Wednesday, Nov 28, 2007
Posted on Wed, Nov. 28, 2007

Tempers still seething in immigrant suburbs



By ELAINE SCIOLINO
The New York Times
PARIS -- Two years after France's immigrant suburbs exploded in rage, the rituals and acts of resentment have reappeared with an eerie sameness: roving gangs clashing with riot police forces, the government appealing for calm, residents complaining that they are ignored.
And while the scale of the unrest of the past few days does not yet compare with the three-week convulsion in hundreds of suburbs and towns in 2005, a chilling new factor makes it, in some sense, more menacing. The former rock-throwers and car-burners have armed themselves with hunting shotguns and turned them on police.

More than 100 officers have been wounded, several of them seriously, the police say. Thirty of them were hit with pellets from shotguns, and one of the wounded was hit with a type of bullet used to kill large game, said Patrice Ribeiro, a police spokesman. Police circles were swirling with rumors that the bands of youths were procuring more shotguns.

"This is a real guerrilla war," Ribeiro told RTL radio, warning that police, who have struggled to avoid the use of excessive force, will not be fired upon indefinitely without responding.

The events of the past few days make clear that the underlying causes of frustration and anger -- particularly among unemployed, undereducated youth, mostly the offspring of Arab and African immigrants -- remain the same.

"We have heard promise after promise, but nothing has been done in the suburbs since the last riots, nothing," said Francois Pupponi, the Socialist mayor of Sarcelles, which has been struck by violence. "The suburbs are like tinderboxes. You have people in terrible social circumstances, plus all the rage, plus all the hate, plus all the rumors, and all you need is one spark to set them on fire."

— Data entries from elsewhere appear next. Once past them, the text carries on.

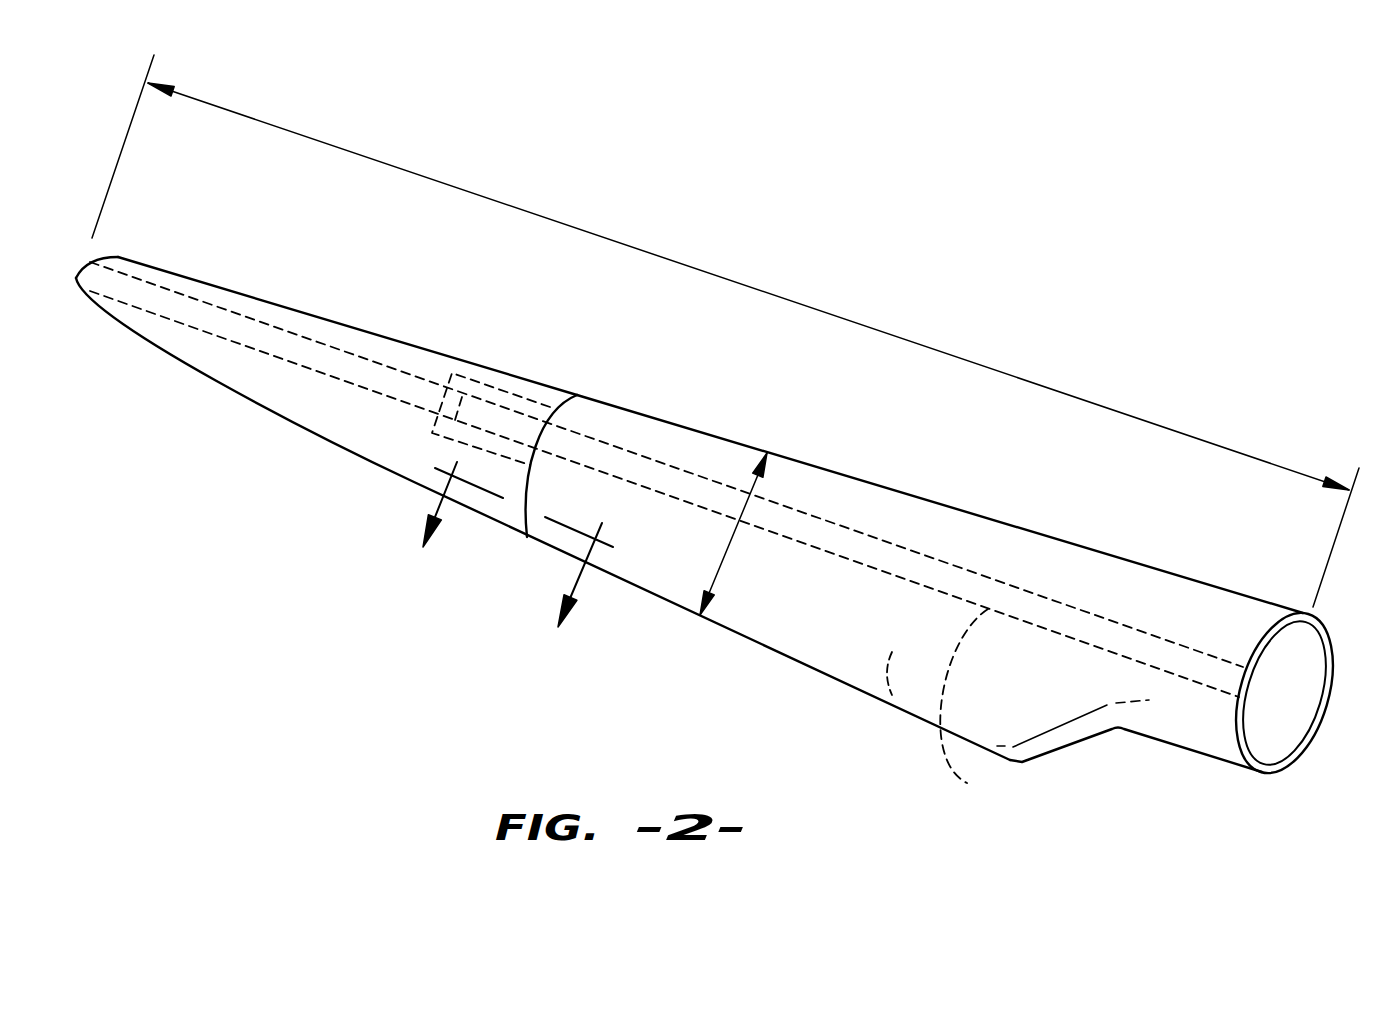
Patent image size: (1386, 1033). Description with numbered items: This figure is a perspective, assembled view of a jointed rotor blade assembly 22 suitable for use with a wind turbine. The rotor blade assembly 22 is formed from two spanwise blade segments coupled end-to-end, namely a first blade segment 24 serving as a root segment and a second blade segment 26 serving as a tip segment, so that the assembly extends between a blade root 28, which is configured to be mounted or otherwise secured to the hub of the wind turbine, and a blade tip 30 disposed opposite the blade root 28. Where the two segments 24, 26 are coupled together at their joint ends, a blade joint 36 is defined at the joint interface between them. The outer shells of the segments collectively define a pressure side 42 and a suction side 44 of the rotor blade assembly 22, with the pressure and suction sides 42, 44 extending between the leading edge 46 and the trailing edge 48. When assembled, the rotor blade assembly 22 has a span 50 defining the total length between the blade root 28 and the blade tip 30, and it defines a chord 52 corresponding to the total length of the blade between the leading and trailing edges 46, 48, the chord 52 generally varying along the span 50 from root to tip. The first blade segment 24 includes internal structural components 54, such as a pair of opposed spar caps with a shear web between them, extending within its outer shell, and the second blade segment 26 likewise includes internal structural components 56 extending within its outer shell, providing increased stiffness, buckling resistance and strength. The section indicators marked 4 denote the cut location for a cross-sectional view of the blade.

The section line of FIG. 4 is at (501, 566).
The jointed rotor blade assembly 22 is at (1180, 217).
The first blade segment 24 is at (910, 517).
The second blade segment 26 is at (297, 312).
The blade root 28 is at (1331, 640).
The blade tip 30 is at (72, 277).
The blade joint 36 is at (572, 398).
The pressure side 42 is at (887, 707).
The suction side 44 is at (775, 623).
The leading edge 46 is at (1062, 538).
The trailing edge 48 is at (638, 593).
The span 50 is at (773, 293).
The chord 52 is at (751, 493).
The internal structural components 54 is at (972, 715).
The internal structural components 56 is at (243, 346).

On Tuesday, there were the first signs of the violence spreading beyond the Paris region, when a dozen cars were set afire in the southern city of Toulouse.

The latest unrest was sparked when two teenagers, identified as Moushin, 15, and Larimi, 16, were killed when their motorbike hit a police car Sunday afternoon in the Paris suburb of Villiers-le-Bel. The teen had been riding without helmets.

On Tuesday, Prime Minister Francois Fillon told Parliament that the clashes were "unacceptable, intolerable, incomprehensible."

In Villiers-le-Bel on Tuesday afternoon, the atmosphere was tense. About 300 people, including children, marched silently in memory of the two dead teenagers.